Oczywiście wiemy, że biedne kraje nadal muszą zwiększyć zużycie energii, aby zaspokoić podstawowe potrzeby. Ale na szczęście bogate kraje tego nie robią. W krajach o wysokich dochodach przejściu na zieloną energię musi towarzyszyć planowana redukcja całkowitego zużycia energii.

Jak można to osiągnąć? Biorąc pod uwagę, że większość naszej energii jest wykorzystywana do wspierania wydobycia i produkcji bogactwa, Międzyrządowy Zespół ds.

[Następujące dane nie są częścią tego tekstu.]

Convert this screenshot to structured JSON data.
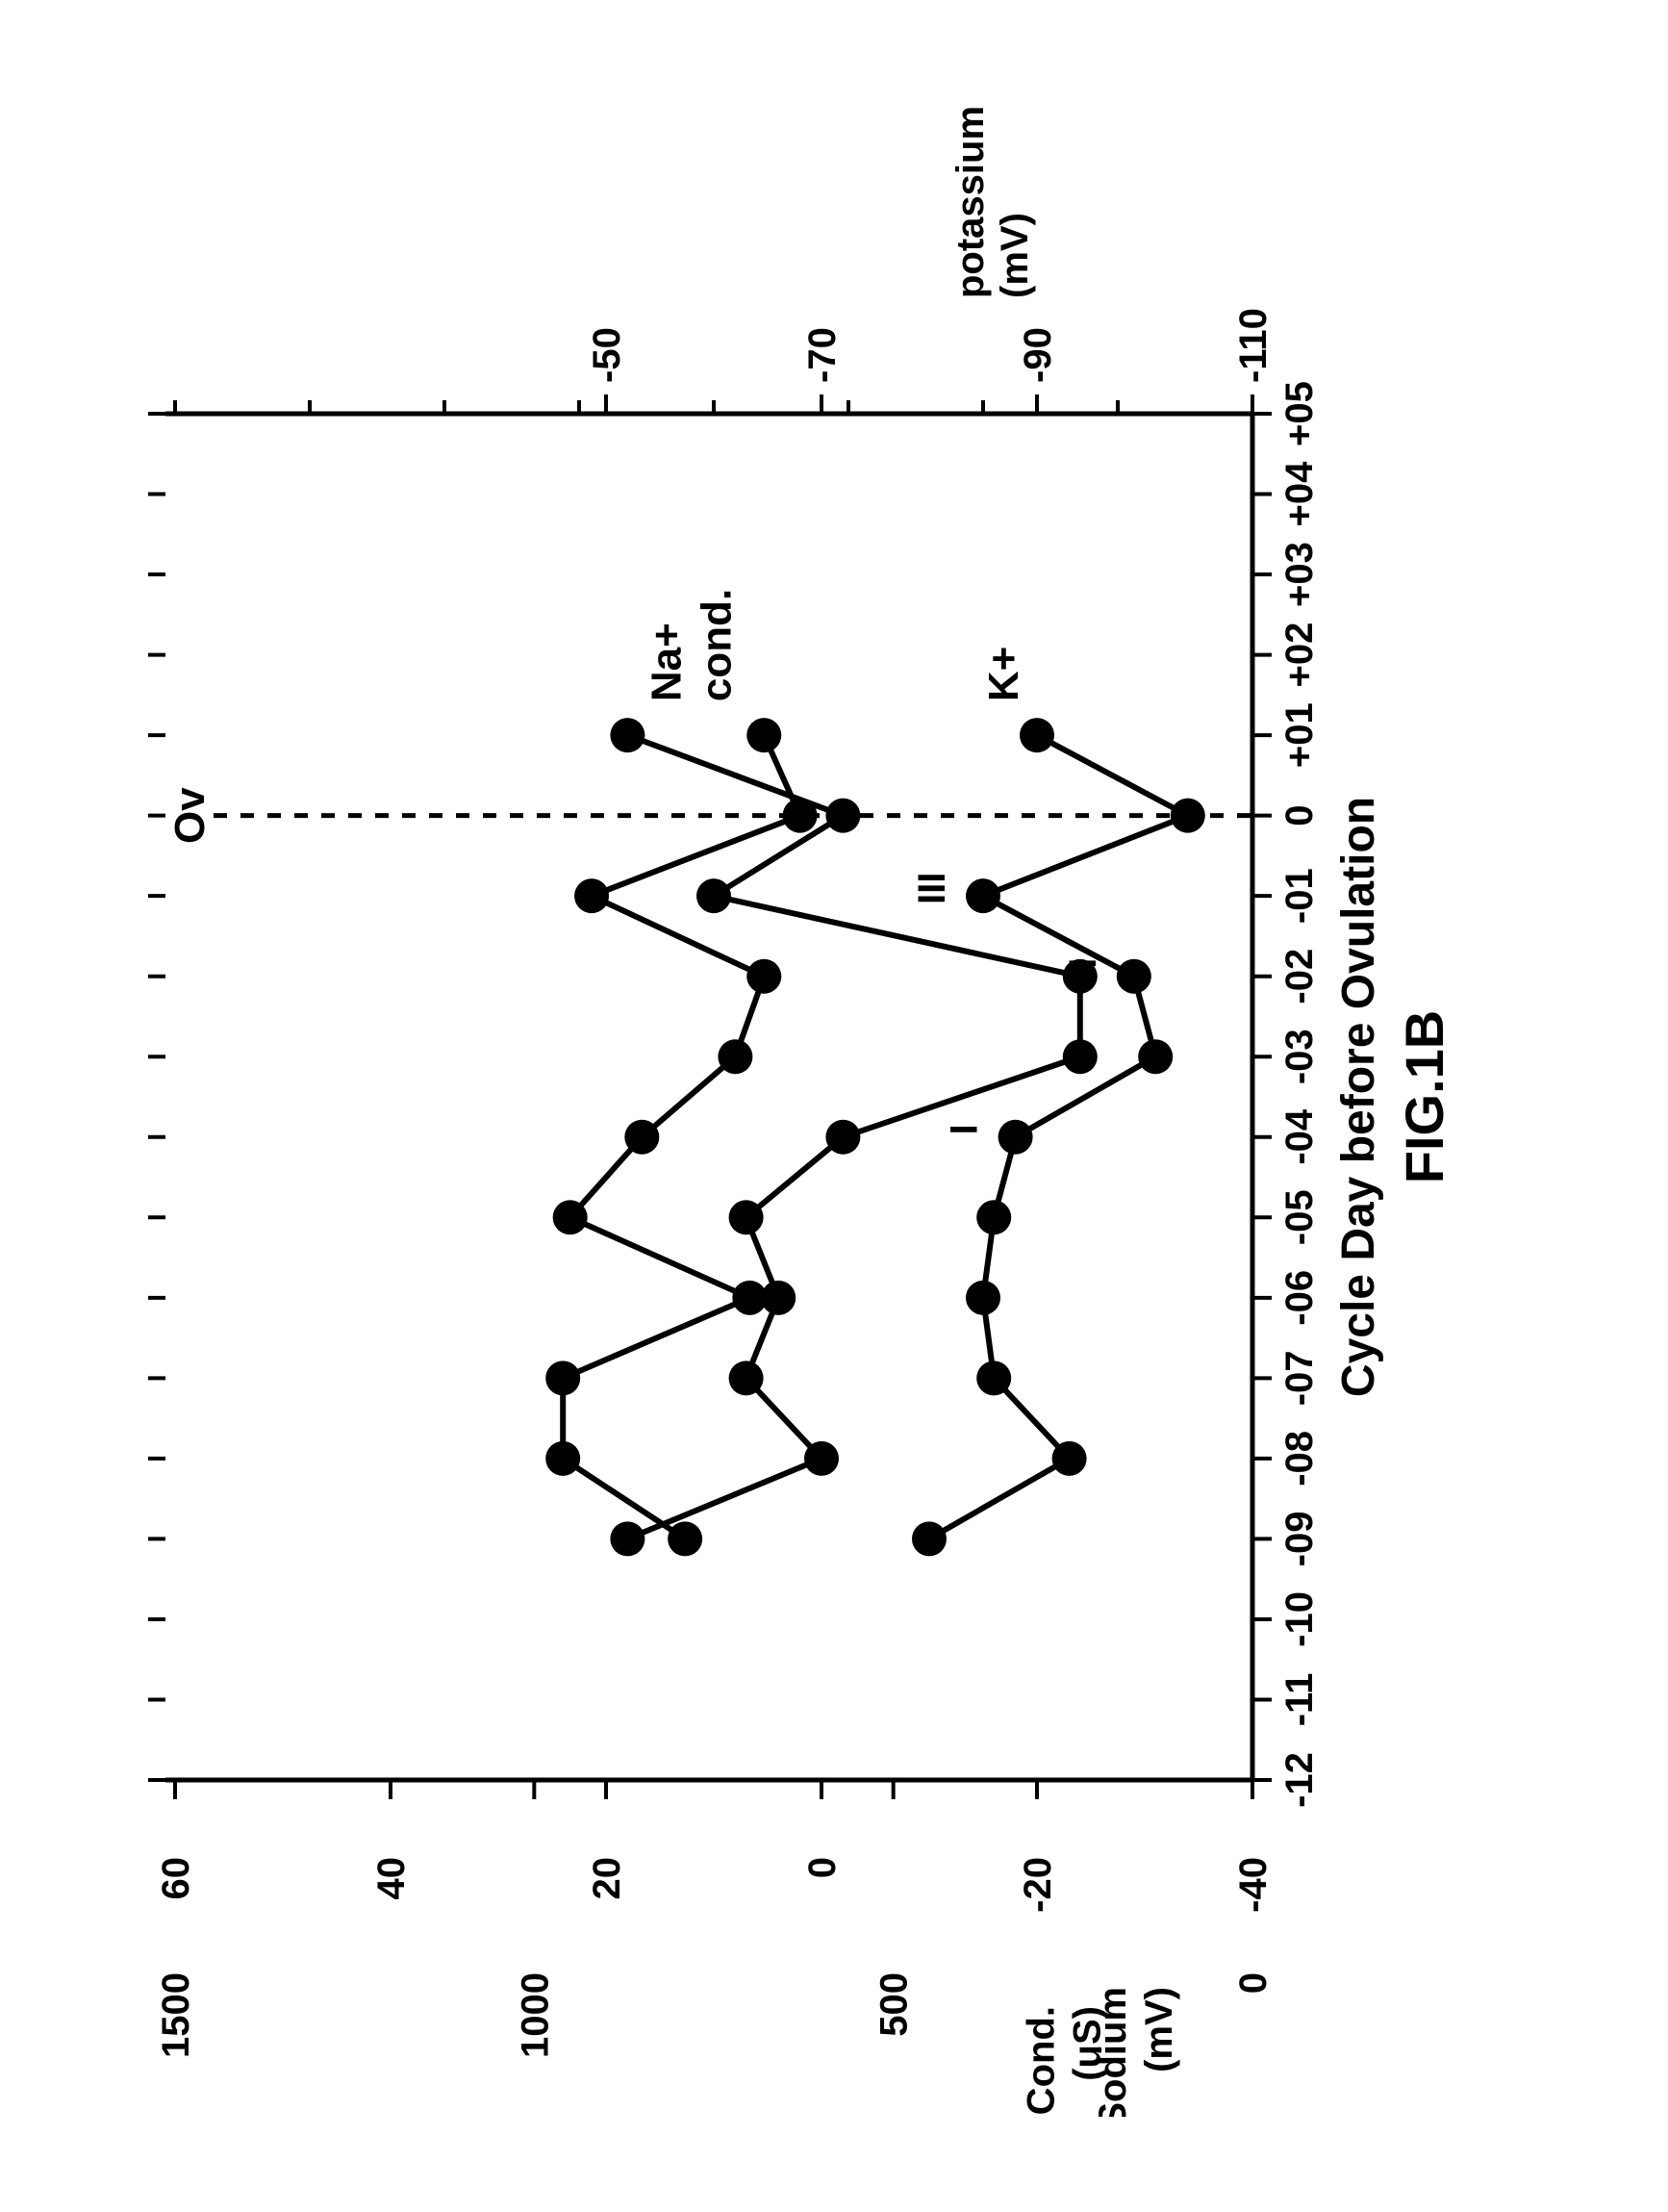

Zmian Klimatu proponuje, aby kraje o wysokich dochodach ograniczyły zużycie materiałów – poprzez wprowadzenie przepisów o dłuższej żywotności produktów i praw do naprawy, przy jednoczesnym zakazie planowanego starzenia się i porzucania mody, przejście z prywatnych samochodów do transportu publicznego, przy jednoczesnym ograniczeniu niepotrzebnych gałęzi przemysłu i marnotrawnej konsumpcji dóbr luksusowych, takich jak broń, SUV-y i duże domy.

Zmniejszenie zapotrzebowania na energię zapewnia nie tylko szybsze przejście na odnawialne źródła energii, ale także gwarantuje, że przejście to nie wywoła nowych fal zakłóceń. Każdy Zielony Nowy Ład, który chce być sprawiedliwy społecznie i spójny pod względem środowiskowym, musi opierać się na tych zasadach.